Stacie: Stacie will always hold a special place in my heart for two reasons and if I did die tomorrow these would be the things I'd remember:

-- On the shore trip of 2003, she and I stuck away from the crowd of them for dinner one night and went to a pizza shop not far from our hotel.  It was my first real vacation without adult supervision so I felt free and independent, but still a little weirded out that I was stuck down the shore with those assholes.  While at the pizza shop, I can see in my mind the way the sun shone though the window, it was starting to set and the sky was glowing that beautiful yellow glow that only happens down the shore.  I remember so vividly Stacie and I talking about everything and nothing and dreams and tomorrow and yesterday and time and now.  I felt so connected to her in that moment.  She and I shared so much on that vacation, but that silly, little trip to the pizza shop is what means the most to me.

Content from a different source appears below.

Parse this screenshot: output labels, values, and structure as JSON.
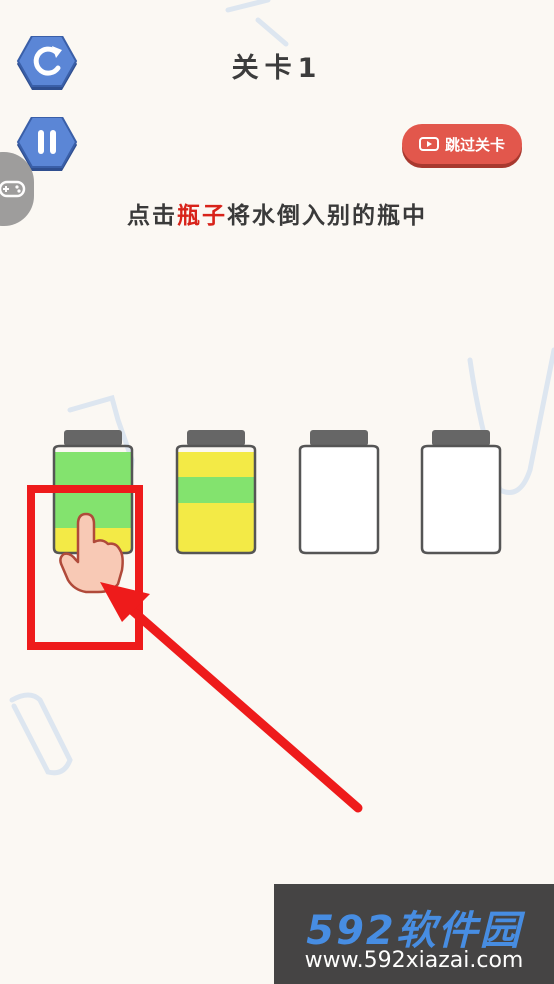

-- After I was rid of being sick in early 2004 and finally managed to get my voice back, up and running, Stacie was the ONLY person who went out with me and celebrated.  Again, it was another night of talking (I'm started to notice a pattern here of me really enjoying the quiet moments when I can curl up and share thoughts with people), but it was more than that: it was Stacie celebrating my recovery, it was us walking down 2nd Street with the group of serenading boys behind us. 

It was Stacie being my friend. 

It was something I'll never forget.

Wynia:  How could I ever possibly not think of Wynia living with me for a year? 

How could I forget her tearing down my kitchen wall "by accident," driving me crazy day and night, whispering into her phone at 3 a.m., "What's that, CrazyCutie?  What?  You want to come slice me open and murder me?  Oh, you are so crazy, Cutie!  You don't mean that, BoyCrazyCutieHoneyBunches.  Boy, shut up, Boy, you know you love me, BoyCutieCrazy.  I love you, Crazy!"

I moan and bitch a lot about when she was living with me, but there were a lot of really amazing times too.

I love her because she has a way of making me feel better about myself, mostly because she praises me, and also because her life is so, uh, unbalanced.

______________________________________________________

They say when you go out your life flashes before your eyes.  I hope that I get a flash of all these things, and many more.